Wpis z mikrobloga

Hej

Wraz z moją dziewczyną zamierzam skorzystać z usług @sorek

Dużo jest opinii, tych pozytywnych i negatywnych. Chciałbym poznać opinie tych co są teraz na miejscu w #uk #barnsley , odpowiedzi takie jak to, że sorek zarabia na polaczkach, czy że można taniej znaleźć mnie nie interesują bo nikt za darmo nie będzie latał wokół kogoś, a o tym, że można taniej dostać też wiem, jednak to będzie nasz pierwszy wyjazd do Anglii. Co chciałbym się dowiedzieć?

- czy łatwo dostać prace? ( obaj wykształcenie średnie, mój angielski to podstawa, jej dobry, ja całe życie prace biurowe, ona świeżo po zakończeniu edukacji, rok pracy na magazynie)

- czy jak się ma tą prace to dostaje się tą minimalną krajową , czy coś tam pobierają? Jak się pracuje w Anglii przez agencje to tez minimalna krajowa, czy mniej?

- jak oceniacie Polonie w Barnsley ? Współpracę z Sorkiem?

Zaznaczam, że celem naszego przyjazdu jest nie tyle co kwestia finansowa co zdobycie nowego doświadczenia, podreperowanie języka angielskiego, dziewczyna myśli o studiach w #uk , także raczej traktujemy to w kategoriach przygody, z tym, że za coś trzeba się utrzymać stad pytania o prace, a jeśli jeszcze istnieje ten mityczny dobrobyt na zachodzie i będzie szło coś odłożyć na czarną godzinę tym lepiej.

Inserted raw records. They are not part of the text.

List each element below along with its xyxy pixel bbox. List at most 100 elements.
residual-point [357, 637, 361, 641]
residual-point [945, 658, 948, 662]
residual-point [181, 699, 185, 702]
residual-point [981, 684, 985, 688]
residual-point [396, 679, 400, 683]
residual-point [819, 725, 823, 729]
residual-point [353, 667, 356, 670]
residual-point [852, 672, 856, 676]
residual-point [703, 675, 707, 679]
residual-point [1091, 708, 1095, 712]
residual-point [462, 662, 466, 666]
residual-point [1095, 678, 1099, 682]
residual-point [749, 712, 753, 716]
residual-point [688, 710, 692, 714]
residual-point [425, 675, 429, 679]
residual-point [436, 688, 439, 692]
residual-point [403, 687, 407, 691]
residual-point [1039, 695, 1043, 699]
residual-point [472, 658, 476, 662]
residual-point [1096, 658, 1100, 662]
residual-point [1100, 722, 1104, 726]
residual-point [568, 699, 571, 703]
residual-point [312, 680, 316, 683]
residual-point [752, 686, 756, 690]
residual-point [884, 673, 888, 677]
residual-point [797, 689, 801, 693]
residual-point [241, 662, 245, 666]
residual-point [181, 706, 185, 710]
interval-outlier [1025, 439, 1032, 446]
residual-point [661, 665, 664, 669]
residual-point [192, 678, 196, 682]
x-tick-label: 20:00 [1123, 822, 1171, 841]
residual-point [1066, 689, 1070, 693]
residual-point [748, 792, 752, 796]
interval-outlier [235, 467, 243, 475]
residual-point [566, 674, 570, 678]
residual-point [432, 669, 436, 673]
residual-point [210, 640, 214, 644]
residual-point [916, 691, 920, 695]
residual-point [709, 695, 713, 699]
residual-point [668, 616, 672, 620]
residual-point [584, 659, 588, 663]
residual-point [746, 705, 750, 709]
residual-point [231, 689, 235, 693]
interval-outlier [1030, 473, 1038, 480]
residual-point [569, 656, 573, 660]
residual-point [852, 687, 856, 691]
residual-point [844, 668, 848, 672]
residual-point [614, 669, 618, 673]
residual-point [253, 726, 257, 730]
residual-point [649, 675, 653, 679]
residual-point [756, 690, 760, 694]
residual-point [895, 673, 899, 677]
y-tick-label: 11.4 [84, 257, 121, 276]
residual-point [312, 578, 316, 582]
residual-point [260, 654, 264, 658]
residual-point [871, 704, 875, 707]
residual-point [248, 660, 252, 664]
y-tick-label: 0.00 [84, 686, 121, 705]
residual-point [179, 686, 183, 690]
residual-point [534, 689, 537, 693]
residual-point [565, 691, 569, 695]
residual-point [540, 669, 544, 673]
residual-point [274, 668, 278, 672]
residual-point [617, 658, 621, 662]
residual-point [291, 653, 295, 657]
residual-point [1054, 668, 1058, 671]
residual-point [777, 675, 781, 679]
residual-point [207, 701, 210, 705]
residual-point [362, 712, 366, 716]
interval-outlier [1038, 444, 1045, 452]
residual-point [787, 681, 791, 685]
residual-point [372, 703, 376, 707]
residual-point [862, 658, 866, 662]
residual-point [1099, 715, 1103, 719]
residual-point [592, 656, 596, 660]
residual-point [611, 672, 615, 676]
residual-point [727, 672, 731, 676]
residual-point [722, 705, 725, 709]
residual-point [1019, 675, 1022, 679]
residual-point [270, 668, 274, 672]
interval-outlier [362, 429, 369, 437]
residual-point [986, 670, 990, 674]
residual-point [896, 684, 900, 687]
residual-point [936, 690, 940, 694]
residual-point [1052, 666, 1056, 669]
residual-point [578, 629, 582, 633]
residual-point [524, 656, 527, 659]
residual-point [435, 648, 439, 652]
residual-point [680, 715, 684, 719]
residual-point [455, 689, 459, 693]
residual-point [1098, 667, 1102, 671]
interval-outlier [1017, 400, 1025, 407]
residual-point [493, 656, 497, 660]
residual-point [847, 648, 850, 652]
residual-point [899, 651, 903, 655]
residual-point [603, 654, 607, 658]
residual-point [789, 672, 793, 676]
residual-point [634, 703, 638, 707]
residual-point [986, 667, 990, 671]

Liczymy najbardziej na odpowiedzi ludzi co są obecnie na miejscu i najbardziej znają obecne panujące realia.

PS: nic o Brexicie i tym, ze angielska policja może nas rozstrzelać w lesie ;) mimo wszystko zaryzykujemy :)

#sorek #praca #uk #barnsley #emigracja #emigrujzwykopem
  • 76
@Trader888: napisz do sorka na pw wszystko ci napisze co i jak.
Jestem tu od miesiąca, wszystko co pisał mi sorek na pw sprawdziło się praktycznie w 100% na miejscu, od transportu z lotniska do mieszkania i znalezieniem pracy.
@piwniczak

Myślałem o Londynie, ale nie wiem, czy dalibyśmy radę tak odrazu bez takiego gościa jak sorek + te miasto jest chyba przesycone tym wszystkim i mimo teoretycznie większych możliwości to w Barnsley, czy innym mniejszym mieście w praktyce może być łatwiej. Londyn też mi się źle widzi pod kątem bezpieczeństwa, wiadomo, że żyjemy w czasach terroryzmu i tam jest chyba największe stężenie ciapatych i szans na jakieś akcje zagrażające życiu. O
@Trader888: Hmm a cos takiego jak Basildon? duzo taniej niz w Londynie, gowno-praca na miejscu jest podobna jak w Barnsley, a jak juz sie ulozysz to mozna wsiasc w pociag i centum londynu byc w 35 minut zeby do pracy isc
@Dewss

Te magazyny to na całym świecie chyba ustawione na wyzysk :p

Trzeba od czegoś zacząć i mimo, że doświadczenie mam np biurowe to język jest przeszkodą dla mnie, dziewczyna odwrotnie: język okej, małe doświadczenie.

Gówno-praca zawsze spoko na start, tyle żeby nie wyszła bokiem i nie zraziła. Fajnie byłoby gdzieś się zaczepić na starcie po znajomości, ale o to ciężko.
@Trader888: nie, mniej niż min ci nie dadzą, ale w najgorszych agencjach potrafią dać pracę na telefon czyli dostajesz smsa bądź telefoniczny wieczorem czy firma cie potrzebuje czy nie. Wtedy możesz niewiele przepracować w tygodniu. Ale naprawdę nie jest to większość przypadków, a wręcz jest to taki margines.